More than 50 young people from North East Glasgow were being recognised for their work in tackling sectarianism in the city.
The teenagers were honoured for their work as part of Royston Youth Action’s (RYA) ‘Dealing with Difference’ project at a ceremony held in Glasgow Caledonian University’s Deeprose Lecture Theatre in front of an audience of community activists, anti-sectarian campaigners and local politicians.
The project, which has been funded by the Scottish Government, has been running for two years and the teenagers have been drawn from catholic and non-denominational secondary schools across the North East of the city including: All Saints Secondary in Barmulloch, Smithycroft Secondary in Riddrie (S3 and (S4), Springburn Academy and St Roch’s Secondary in Royston.
In all, 55 young people received ‘Royston Phoenix Awards’ recognising their commitment to the programme and the building of bridges with people from different religious and cultural backgrounds. Young People have been working on various activities throughout the project including: group work and discussions; sculpture workshops as well as residential trips through the Outward Bound Trust, participating in outdoor activities such as mountain biking, rock climbing and abseiling, canoeing and hillwalking.

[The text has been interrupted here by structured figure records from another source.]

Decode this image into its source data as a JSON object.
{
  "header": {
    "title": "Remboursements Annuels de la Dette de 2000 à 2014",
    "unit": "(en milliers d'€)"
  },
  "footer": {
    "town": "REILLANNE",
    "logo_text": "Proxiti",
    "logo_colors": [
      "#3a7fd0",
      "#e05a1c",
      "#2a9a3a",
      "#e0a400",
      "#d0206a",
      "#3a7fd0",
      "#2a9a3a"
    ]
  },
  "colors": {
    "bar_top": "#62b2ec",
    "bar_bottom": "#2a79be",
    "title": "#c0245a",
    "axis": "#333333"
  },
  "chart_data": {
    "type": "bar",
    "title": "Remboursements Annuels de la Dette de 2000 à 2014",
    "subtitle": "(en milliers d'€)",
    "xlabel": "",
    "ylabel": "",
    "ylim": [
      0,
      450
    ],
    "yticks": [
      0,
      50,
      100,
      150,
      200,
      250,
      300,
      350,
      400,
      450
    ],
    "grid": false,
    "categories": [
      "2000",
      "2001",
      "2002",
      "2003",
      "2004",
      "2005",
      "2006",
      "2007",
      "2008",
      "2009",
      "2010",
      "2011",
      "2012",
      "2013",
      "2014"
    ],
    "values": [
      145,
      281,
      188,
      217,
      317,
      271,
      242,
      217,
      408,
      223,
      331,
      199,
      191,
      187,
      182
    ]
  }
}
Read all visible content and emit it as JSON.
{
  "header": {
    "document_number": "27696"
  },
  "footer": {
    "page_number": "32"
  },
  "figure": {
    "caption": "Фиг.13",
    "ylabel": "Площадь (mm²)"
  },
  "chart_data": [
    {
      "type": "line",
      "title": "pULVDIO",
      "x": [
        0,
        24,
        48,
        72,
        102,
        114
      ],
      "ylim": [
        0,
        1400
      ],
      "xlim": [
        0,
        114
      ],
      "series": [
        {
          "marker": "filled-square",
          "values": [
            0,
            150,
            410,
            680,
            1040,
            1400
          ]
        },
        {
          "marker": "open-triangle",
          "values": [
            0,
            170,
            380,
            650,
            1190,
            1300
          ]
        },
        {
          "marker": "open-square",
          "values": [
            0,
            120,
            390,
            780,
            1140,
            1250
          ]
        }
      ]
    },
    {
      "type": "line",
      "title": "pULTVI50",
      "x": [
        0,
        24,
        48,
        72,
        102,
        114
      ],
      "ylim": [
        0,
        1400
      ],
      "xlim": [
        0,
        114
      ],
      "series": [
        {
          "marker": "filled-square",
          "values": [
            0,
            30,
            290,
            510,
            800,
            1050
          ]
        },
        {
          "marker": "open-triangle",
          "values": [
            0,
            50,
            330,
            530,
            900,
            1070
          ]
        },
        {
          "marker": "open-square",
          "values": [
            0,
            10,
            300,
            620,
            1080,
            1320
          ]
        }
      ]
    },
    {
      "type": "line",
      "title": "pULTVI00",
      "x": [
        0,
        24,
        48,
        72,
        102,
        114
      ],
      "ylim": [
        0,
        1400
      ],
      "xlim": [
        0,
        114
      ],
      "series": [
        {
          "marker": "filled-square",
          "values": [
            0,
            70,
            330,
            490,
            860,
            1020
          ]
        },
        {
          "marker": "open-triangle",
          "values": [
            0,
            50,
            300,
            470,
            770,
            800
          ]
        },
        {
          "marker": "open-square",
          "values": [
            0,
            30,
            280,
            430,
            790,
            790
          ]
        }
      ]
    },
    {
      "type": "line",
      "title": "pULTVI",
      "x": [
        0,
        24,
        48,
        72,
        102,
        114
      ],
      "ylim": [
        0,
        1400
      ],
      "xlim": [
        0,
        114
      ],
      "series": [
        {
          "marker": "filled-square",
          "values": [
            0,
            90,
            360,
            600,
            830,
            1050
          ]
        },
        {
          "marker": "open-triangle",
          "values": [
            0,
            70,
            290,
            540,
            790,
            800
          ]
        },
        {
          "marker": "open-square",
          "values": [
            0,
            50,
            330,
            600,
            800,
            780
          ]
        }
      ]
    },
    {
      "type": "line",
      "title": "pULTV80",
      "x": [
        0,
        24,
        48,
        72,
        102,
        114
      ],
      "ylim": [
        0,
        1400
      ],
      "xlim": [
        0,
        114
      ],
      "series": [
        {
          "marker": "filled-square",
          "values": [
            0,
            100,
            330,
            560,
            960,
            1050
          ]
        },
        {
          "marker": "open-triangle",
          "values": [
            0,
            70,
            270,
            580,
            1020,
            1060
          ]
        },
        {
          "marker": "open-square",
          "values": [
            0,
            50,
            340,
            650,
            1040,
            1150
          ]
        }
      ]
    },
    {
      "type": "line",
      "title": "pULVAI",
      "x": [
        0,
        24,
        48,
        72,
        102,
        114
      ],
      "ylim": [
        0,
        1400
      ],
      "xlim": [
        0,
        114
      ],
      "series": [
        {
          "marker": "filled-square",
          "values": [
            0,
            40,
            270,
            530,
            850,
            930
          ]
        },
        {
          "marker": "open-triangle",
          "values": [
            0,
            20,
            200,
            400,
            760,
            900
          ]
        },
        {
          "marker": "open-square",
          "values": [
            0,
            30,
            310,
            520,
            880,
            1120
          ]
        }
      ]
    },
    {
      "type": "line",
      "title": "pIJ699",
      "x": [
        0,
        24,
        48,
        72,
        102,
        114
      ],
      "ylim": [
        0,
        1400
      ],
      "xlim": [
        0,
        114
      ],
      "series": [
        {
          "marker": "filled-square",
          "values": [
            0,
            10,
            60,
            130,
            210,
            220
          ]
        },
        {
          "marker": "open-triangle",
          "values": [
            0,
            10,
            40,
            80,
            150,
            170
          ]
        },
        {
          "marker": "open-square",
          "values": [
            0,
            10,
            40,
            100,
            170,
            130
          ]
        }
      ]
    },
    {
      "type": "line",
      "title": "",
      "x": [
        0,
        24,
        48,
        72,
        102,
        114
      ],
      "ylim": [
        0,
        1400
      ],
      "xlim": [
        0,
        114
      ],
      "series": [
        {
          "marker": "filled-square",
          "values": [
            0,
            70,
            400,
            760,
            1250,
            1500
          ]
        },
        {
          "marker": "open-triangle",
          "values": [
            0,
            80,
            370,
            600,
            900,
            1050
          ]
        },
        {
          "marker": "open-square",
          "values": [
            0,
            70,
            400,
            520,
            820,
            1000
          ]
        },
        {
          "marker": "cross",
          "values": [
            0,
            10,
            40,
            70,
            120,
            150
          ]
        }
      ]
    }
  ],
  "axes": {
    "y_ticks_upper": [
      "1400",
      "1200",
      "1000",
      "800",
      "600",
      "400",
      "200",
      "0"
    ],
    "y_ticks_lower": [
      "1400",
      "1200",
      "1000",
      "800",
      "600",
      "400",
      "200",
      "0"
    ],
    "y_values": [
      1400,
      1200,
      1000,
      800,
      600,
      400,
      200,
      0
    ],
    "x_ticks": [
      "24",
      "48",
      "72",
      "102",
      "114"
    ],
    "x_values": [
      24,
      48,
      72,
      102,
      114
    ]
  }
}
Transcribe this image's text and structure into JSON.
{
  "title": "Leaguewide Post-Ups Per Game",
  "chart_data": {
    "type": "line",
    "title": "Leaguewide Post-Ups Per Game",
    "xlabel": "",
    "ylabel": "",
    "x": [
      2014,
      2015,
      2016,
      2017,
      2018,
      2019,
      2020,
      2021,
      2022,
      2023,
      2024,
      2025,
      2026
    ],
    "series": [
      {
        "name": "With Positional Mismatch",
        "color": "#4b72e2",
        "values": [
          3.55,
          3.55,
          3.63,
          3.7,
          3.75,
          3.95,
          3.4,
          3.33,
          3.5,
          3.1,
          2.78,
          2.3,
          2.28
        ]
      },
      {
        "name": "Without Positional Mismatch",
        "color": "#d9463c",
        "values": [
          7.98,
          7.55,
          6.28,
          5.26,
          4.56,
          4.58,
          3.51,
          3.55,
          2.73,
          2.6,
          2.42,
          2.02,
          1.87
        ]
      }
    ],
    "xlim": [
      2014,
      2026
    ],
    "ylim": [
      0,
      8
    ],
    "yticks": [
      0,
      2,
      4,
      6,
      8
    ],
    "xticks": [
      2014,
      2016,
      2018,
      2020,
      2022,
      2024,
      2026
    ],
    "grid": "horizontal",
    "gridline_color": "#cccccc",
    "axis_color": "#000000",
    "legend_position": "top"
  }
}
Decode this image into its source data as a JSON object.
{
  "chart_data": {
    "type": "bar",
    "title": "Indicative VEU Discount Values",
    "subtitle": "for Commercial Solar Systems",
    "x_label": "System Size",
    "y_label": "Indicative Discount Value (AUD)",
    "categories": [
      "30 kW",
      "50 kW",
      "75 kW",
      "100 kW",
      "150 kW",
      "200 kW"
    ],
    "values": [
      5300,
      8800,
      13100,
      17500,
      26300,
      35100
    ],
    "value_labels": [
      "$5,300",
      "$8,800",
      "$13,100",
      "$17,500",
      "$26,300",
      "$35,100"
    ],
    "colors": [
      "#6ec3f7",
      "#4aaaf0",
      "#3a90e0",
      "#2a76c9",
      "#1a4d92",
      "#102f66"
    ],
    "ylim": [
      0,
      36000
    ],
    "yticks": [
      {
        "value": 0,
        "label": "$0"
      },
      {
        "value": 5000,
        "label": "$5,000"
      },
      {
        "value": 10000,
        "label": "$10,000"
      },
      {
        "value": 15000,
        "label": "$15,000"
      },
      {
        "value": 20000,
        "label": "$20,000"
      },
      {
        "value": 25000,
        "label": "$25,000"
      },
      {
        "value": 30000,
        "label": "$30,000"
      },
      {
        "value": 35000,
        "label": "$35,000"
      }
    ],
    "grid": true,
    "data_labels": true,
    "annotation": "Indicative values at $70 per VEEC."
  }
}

RYA Anti-sectarianism Project Worker Morven Bruce said:‘‘We are very proud of all the young people who have participated in this project and we have seen new friendships being formed and horizons widened. Many of the young people we work with have never experienced outdoors activities, or been away from home, and it was a valuable experience for young people to participate in.
‘‘They have also achieved Outward Bound Trust (OBT) participatory certificates for their team work, and a few have been nominated for Skills for Life Scholarships through the Outward Bound Trust. One young person from St Roch’s Secondary has also been approved for the Mark Scott Leadership Award programme through the (OBT).
‘‘We decided to create the Royston Phoenix Awards, based on a young person’s response to being asked about bigotry in our society. They told us that “Sectarianism in Scotland shouldn’t exist, we should be rising above it all.” These are powerful sentiments and our young people’s message is loud and clear: by working together we can defeat sectarianism once and for all.”